Integrating patient-reported data from multiple sources into registries and research databases for inflammatory bowel disease

Description

Great opportunities exist for remote, electronic, longitudinal capture of patient-reported outcomes (PROs) directly using questionnaires (ePROMs) as part of routine clinical care, thereby enhancing the potential to include PROs in clinical trials. However, the fragmented nature of NHS IT and electronic patient record (EPR) systems and uncoordinated rise of patient-facing data collection tools (apps, portals, web-based tools) with multiple systems for collecting patient-reported data driven by NHS organisations, EPR providers, 3rd party vendors (e.g. condition-specific apps), registries and research databases, is problematic. There is a lack of standardisation and inter-operability.

Realising the benefits of ePROM data for research, and engaging patients as active participants in registries and research databases, requires diverse systems to be integrated into emerging repositories of data with appropriate consent and data security. Most research projects use a singular online patient survey system rather than leveraging locally-deployed tools integrated into clinical care and IT infrastructures. Unanswered questions relate to: i) the feasibility of doing this for data captured in diverse systems; ii) the reliability of data from different sources; iii) the performance of ePROMs across different systems; and iv) factors associated with successful longitudinal monitoring of PROs. (patient factors, IT system factors). There are opportunities to develop better ways to automate the integration of data into existing clinical datasets and to create algorithms to derive compositive outcome measures by linking patient-reported, clinician-reported and other data feeds. Methods are needed to verify data quality and resolve discrepancies between patient- and clinical-reported data.

Using the exemplar condition of IBD, the student will undertake surveys (and/or semi-structured interviews) of clinicians and EPR/App providers to map diversity and coverage of ePROM collection tools in use, their content (choice of PRO instruments and other patient-generated data), extent of EPR integration, information governance and status of sharing and linkage with national data repositories (IBD Registry, HDR UK Gut Reaction). This will enable the student to identify addition research gaps, depending on their interests and experience. These may include: technical and human factors associated with successful or unsuccessful local deployment of different ePROM systems; equivalence of ePROM performance across varied methods of capture; understanding barriers and facilitators to the central integration of multi-source ePROM data into national data repositories; algorithms to support integration of patient- and clinician-reported outcome data to derive end-points.

Supervision

Keith Bodger brings experience of PROM development in IBD, lead roles in national repositories (UK IBD Registry) with international research links with clinical registries collecting ePROMs. Paula Williamson has wide-ranging expertise in clinical trials (including core outcome sets), with experience in trials both using ePROM data and not. Gemma Cherry brings extensive experience of qualitative research methods.

Further Opportunities

This iCASE studentship offers industry placement with AIMES, a cloud-based data science infrastructure company spun-out of UoL. AIMES hosts data both for the HDR UK Digital Innovation Hub for IBD (Gut Reaction) and the UK Inflammatory Bowel Disease Registry, with the studentship benefiting from research access to patient survey data collected via the registry. The company provides services and solutions to support the collection, secure storage, curation, and analysis of data s expertise in cloud-based infrastructure, physical and systems security, data governance and data standards within the healthcare field, with experience of integrating data from heterogenous sources and systems and supporting distributed applications.

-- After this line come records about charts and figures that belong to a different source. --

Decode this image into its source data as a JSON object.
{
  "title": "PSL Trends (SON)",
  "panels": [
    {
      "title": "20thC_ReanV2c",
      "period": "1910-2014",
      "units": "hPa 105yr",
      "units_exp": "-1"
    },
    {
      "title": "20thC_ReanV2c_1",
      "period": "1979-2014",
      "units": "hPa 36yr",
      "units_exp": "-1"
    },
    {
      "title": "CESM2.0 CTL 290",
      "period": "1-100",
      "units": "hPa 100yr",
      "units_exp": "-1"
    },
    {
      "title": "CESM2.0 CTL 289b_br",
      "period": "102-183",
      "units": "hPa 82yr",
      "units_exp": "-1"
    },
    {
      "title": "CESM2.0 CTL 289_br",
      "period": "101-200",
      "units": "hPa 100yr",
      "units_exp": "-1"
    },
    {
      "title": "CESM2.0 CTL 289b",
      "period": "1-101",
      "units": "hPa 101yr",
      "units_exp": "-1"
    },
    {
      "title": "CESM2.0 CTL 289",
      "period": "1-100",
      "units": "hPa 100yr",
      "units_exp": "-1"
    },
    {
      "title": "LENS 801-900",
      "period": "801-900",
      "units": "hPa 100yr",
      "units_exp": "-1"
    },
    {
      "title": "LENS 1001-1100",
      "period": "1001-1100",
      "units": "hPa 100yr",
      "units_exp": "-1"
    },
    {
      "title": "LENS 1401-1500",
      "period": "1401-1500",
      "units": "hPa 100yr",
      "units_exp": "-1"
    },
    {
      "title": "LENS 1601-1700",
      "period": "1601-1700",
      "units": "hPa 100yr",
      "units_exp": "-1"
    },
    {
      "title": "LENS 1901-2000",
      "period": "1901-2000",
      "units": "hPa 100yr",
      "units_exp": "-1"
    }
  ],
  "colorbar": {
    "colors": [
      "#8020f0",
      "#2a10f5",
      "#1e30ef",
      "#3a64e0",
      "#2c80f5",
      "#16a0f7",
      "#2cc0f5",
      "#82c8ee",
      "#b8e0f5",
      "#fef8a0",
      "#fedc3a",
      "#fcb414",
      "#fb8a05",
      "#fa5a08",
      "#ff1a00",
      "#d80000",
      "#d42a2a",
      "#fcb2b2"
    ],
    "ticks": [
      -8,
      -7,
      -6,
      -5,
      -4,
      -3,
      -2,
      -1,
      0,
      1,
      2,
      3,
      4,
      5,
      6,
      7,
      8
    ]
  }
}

Together with the student, we will recruit two patient research partners to advise either through local IBD patient panel at Liverpool University Hospital Foundation Trust or via established links with Crohn’s & Colitis UK.         

HOW TO APPLY

You are applying for a PhD studentship from the MRC TMRP DTP. A list of potential projects and the application form is available online at:

http://www.methodologyhubs.mrc.ac.uk/about/tmrp-doctoral-training-partnership/

Please complete the form fully. Incomplete forms will not be considered. CVs will not be accepted for this scheme.

Please apply giving details for your first choice project. You can provide details of up to two other TMRP DTP projects you may be interested in at section B of the application form.

Before making an application, applicants should contact the project supervisor to find out more about the project and to discuss their interests in the research before 09 January 2023.

The deadline for applications is 4pm (GMT) 16 January 2023. Late applications will not be considered.

Completed application forms must be returned to: 

Informal enquiries may be made to Dr Keith Bodger - 

 

 

Availability

Open to students worldwide

Funding information

Funded studentship

Studentships are funded by the Medical Research Council (MRC) for 3 years. Funding will cover tuition fees at the UK rate only, a Research Training and Support Grant (RTSG) and stipend. We aim to support the most outstanding applicants from outside the UK and are able to offer a limited number of bursaries that will enable full studentships to be awarded to international applicants. These full studentships will only be awarded to exceptional quality candidates, due to the competitive nature of this scheme.